Lancer sa start-up durant le confinement : Céline et Kevin ont relevé le défi

Lancer sa start-up durant le confinement : Céline et Kevin ont relevé le défi

Tout était prêt pour le lancement : trois clients avaient déjà donné leur accord pour embarquer dans l’aventure, le préavis chez leur ancien employeur était presté, des rendez-vous professionnels étaient fixés. Début mars, Kevin Coppens et Céline Naveau se réjouissent d’enfin pouvoir se consacrer à 100% au projet qui anime leurs discussions depuis maintenant six mois. « Nous développions un outil pour aider les entreprises à beaucoup mieux gérer leur visibilité en ligne et leur référencement naturel dans les moteurs de recherche. L’outil génère des recommandations personnalisées, il les implémente et mesure leur impact », détaille Céline. La mise au point du logiciel est déjà bien avancée.

Mais voilà, début mars, un imprévu vient s’inviter dans la mise en route du projet. « On est tombé juste avant le coronavirus. Au début, on s’est dit que c’était provisoire. Puis on s’est rendu compte que c’était parti pour durer. Ça a rebattu un peu les cartes au niveau du stress », se souvient Kevin. « C’était un peu la panique au début », admet Céline.

La phase de promotion ralentie

Les deux associés avaient par exemple prévu de se retrouver l’un chez l’autre pour travailler. Céline habite à Gembloux, Kevin à Nivelles. Elle s’occupe du business et de la stratégie, lui du développement technique des fonctionnalités. « C’était hyper important pour nous, car on n’avait plus ce rattachement à une équipe. On était bien content de travailler à deux ». Après deux semaines seulement, la crise sanitaire met fin à cette nouvelle routine. Pas le choix, les deux entrepreneurs travaillent donc à distance, le développement de l’outil peut se poursuivre en ligne, une chance se disent les deux anciens collègues.

Par contre, pour le lancement du business lui-même, les choses sont plus ardues. « On avait prévu de communiquer plus tôt », lance Céline. La phase de promotion de leur nouveau produit est sérieusement ralentie. « On est dans de la vente en face à face. On ne vend pas par internet. On a besoin d’un contact humain, avec une présentation. Tous les événements networking, où on comptait faire de la promotion, en France par exemple, tout ça a été annulé », regrette Kevin. « Nos trois clients avaient tellement d’autres préoccupations… L’un d’eux, Medi-Market, a été submergé de demandes à ce moment-là. Ils sont dans la pharmacie. On a commencé à se demander si notre outil les intéresserait toujours dans ce contexte-là », ajoute Céline.

Des opportunités inattendues

Mais dans tout ça, il y a aussi du positif. « L’avantage, c’est qu’un des clients était demandeur de démarrer tôt en mars. On savait que ça allait être compliqué. Finalement, on a eu un peu plus de délai », sourit notre interlocutrice, qui relève aussi des opportunités sur le long terme.

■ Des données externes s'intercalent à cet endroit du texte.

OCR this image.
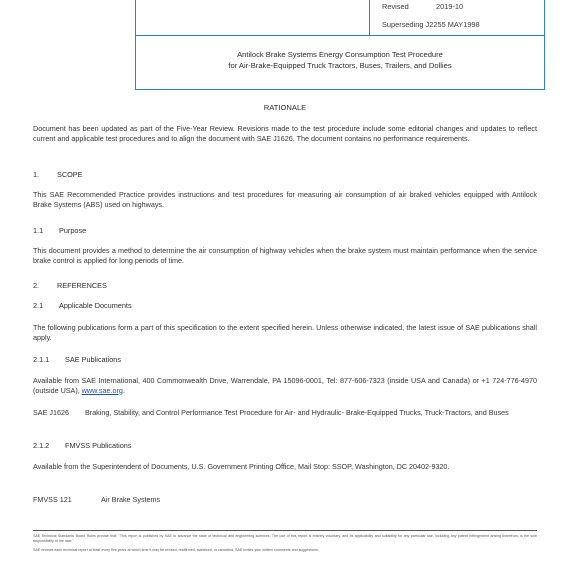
Revised	2019-10
Superseding J2255 MAY1998
Antilock Brake Systems Energy Consumption Test Procedure
for Air-Brake-Equipped Truck Tractors, Buses, Trailers, and Dollies
RATIONALE
Document has been updated as part of the Five-Year Review. Revisions made to the test procedure include some editorial changes and updates to reflect current and applicable test procedures and to align the document with SAE J1626. The document contains no performance requirements.
1. SCOPE
This SAE Recommended Practice provides instructions and test procedures for measuring air consumption of air braked vehicles equipped with Antilock Brake Systems (ABS) used on highways.
1.1 Purpose
This document provides a method to determine the air consumption of highway vehicles when the brake system must maintain performance when the service brake control is applied for long periods of time.
2. REFERENCES
2.1 Applicable Documents
The following publications form a part of this specification to the extent specified herein. Unless otherwise indicated, the latest issue of SAE publications shall apply.
2.1.1 SAE Publications
Available from SAE International, 400 Commonwealth Drive, Warrendale, PA 15096-0001, Tel: 877-606-7323 (inside USA and Canada) or +1 724-776-4970 (outside USA), www.sae.org.
SAE J1626 Braking, Stability, and Control Performance Test Procedure for Air- and Hydraulic- Brake-Equipped Trucks, Truck-Tractors, and Buses
2.1.2 FMVSS Publications
Available from the Superintendent of Documents, U.S. Government Printing Office, Mail Stop: SSOP, Washington, DC 20402-9320.
FMVSS 121	Air Brake Systems
SAE Technical Standards Board Rules provide that: "This report is published by SAE to advance the state of technical and engineering sciences. The use of this report is entirely voluntary, and its applicability and suitability for any particular use, including any patent infringement arising therefrom, is the sole responsibility of the user."
SAE reviews each technical report at least every five years at which time it may be revised, reaffirmed, stabilized, or cancelled. SAE invites your written comments and suggestions.
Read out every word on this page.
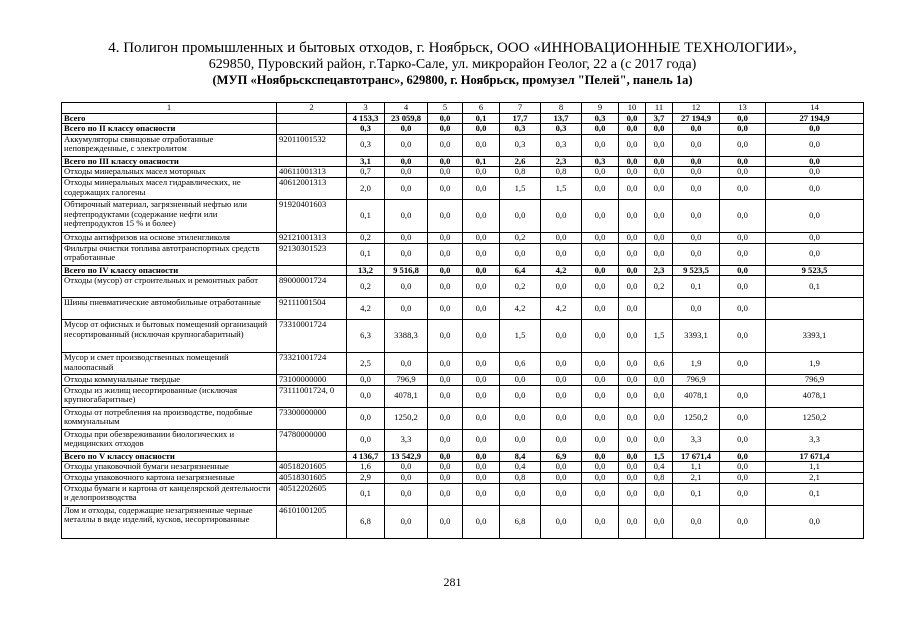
4. Полигон промышленных и бытовых отходов, г. Ноябрьск, ООО «ИННОВАЦИОННЫЕ ТЕХНОЛОГИИ»,

629850, Пуровский район, г.Тарко-Сале, ул. микрорайон Геолог, 22 а (с 2017 года)

(МУП «Ноябрьскспецавтотранс», 629800, г. Ноябрьск, промузел "Пелей", панель 1а)

1	2	3	4	5	6	7	8	9	10	11	12	13	14
Всего		4 153,3	23 059,8	0,0	0,1	17,7	13,7	0,3	0,0	3,7	27 194,9	0,0	27 194,9
Всего по II классу опасности		0,3	0,0	0,0	0,0	0,3	0,3	0,0	0,0	0,0	0,0	0,0	0,0
Аккумуляторы свинцовые отработанные неповрежденные, с электролитом	92011001532	0,3	0,0	0,0	0,0	0,3	0,3	0,0	0,0	0,0	0,0	0,0	0,0
Всего по III классу опасности		3,1	0,0	0,0	0,1	2,6	2,3	0,3	0,0	0,0	0,0	0,0	0,0
Отходы минеральных масел моторных	40611001313	0,7	0,0	0,0	0,0	0,8	0,8	0,0	0,0	0,0	0,0	0,0	0,0
Отходы минеральных масел гидравлических, не содержащих галогены	40612001313	2,0	0,0	0,0	0,0	1,5	1,5	0,0	0,0	0,0	0,0	0,0	0,0
Обтирочный материал, загрязненный нефтью или нефтепродуктами (содержание нефти или нефтепродуктов 15 % и более)	91920401603	0,1	0,0	0,0	0,0	0,0	0,0	0,0	0,0	0,0	0,0	0,0	0,0
Отходы антифризов на основе этиленгликоля	92121001313	0,2	0,0	0,0	0,0	0,2	0,0	0,0	0,0	0,0	0,0	0,0	0,0
Фильтры очистки топлива автотранспортных средств отработанные	92130301523	0,1	0,0	0,0	0,0	0,0	0,0	0,0	0,0	0,0	0,0	0,0	0,0
Всего по IV классу опасности		13,2	9 516,8	0,0	0,0	6,4	4,2	0,0	0,0	2,3	9 523,5	0,0	9 523,5
Отходы (мусор) от строительных и ремонтных работ	89000001724	0,2	0,0	0,0	0,0	0,2	0,0	0,0	0,0	0,2	0,1	0,0	0,1
Шины пневматические автомобильные отработанные	92111001504	4,2	0,0	0,0	0,0	4,2	4,2	0,0	0,0		0,0	0,0	
Мусор от офисных и бытовых помещений организаций несортированный (исключая крупногабаритный)	73310001724	6,3	3388,3	0,0	0,0	1,5	0,0	0,0	0,0	1,5	3393,1	0,0	3393,1
Мусор и смет производственных помещений малоопасный	73321001724	2,5	0,0	0,0	0,0	0,6	0,0	0,0	0,0	0,6	1,9	0,0	1,9
Отходы коммунальные твердые	73100000000	0,0	796,9	0,0	0,0	0,0	0,0	0,0	0,0	0,0	796,9		796,9
Отходы из жилищ несортированные (исключая крупногабаритные)	73111001724, 0	0,0	4078,1	0,0	0,0	0,0	0,0	0,0	0,0	0,0	4078,1	0,0	4078,1
Отходы от потребления на производстве, подобные коммунальным	73300000000	0,0	1250,2	0,0	0,0	0,0	0,0	0,0	0,0	0,0	1250,2	0,0	1250,2
Отходы при обезвреживании биологических и медицинских отходов	74780000000	0,0	3,3	0,0	0,0	0,0	0,0	0,0	0,0	0,0	3,3	0,0	3,3
Всего по V классу опасности		4 136,7	13 542,9	0,0	0,0	8,4	6,9	0,0	0,0	1,5	17 671,4	0,0	17 671,4
Отходы упаковочной бумаги незагрязненные	40518201605	1,6	0,0	0,0	0,0	0,4	0,0	0,0	0,0	0,4	1,1	0,0	1,1
Отходы упаковочного картона незагрязненные	40518301605	2,9	0,0	0,0	0,0	0,8	0,0	0,0	0,0	0,8	2,1	0,0	2,1
Отходы бумаги и картона от канцелярской деятельности и делопроизводства	40512202605	0,1	0,0	0,0	0,0	0,0	0,0	0,0	0,0	0,0	0,1	0,0	0,1
Лом и отходы, содержащие незагрязненные черные металлы в виде изделий, кусков, несортированные	46101001205	6,8	0,0	0,0	0,0	6,8	0,0	0,0	0,0	0,0	0,0	0,0	0,0
281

Semactic va par exemple pouvoir profiter d’un mouvement de fond boosté par la crise sanitaire : la digitalisation du secteur privé. « Au niveau des entreprises, il y a eu une accélération vers le digital et l’idée de mieux s’approprier tout ça. Je crois que les entreprises ont vraiment pris conscience que ce n’est plus quelque chose qui doit être laisser à quelques experts. Et nous on peut les aider là-dessus », se réjouit Céline.

Au final, les deux associés n’ont pas chômé durant la période de confinement. « On a vraiment essayé de garder le contact avec nos clients, même si on n’avait pas forcement de nouvelles choses à leur dire. Nous avons recueilli un maximum de feedback d’eux-mêmes, mais aussi d’experts, d’autres entreprises pour améliorer l’outil ».

Et maintenant ? « L’aventure commence vraiment ! On est prêt à recevoir les clients et à implémenter une version beta de notre outil », s’enthousiasment les deux entrepreneurs de 30 et 39 ans. Même si l’ombre du virus plane toujours. « Notre plus gros point de préoccupation maintenant, c’est l’aspect réseautage, c’est le contact direct. Parce que c’est la clé pour une entreprise qui veut se faire connaître, sensibiliser. On essaie de le faire à distance, mais c’est moins évident. Il n’y a rien à faire, ce n’est pas la même chose ! ».

Autre petite frustration : il leur faudra probablement attendre un peu plus longtemps pour que Semactic soit viable. Les deux associés, qui ont financé eux-mêmes le projet, tablaient sur une rentabilité au mois de décembre ou janvier. Finalement, ça sera plutôt mars ou avril 2021. Mais pas de quoi entamer leur motivation. « Ce qu’on retient, c’est que ça nous a forcé encore plus à challenger le projet. Ça a rendu les choses plus compliquées, mais ça ne nous a pas complètement coupé dans notre élan ! ».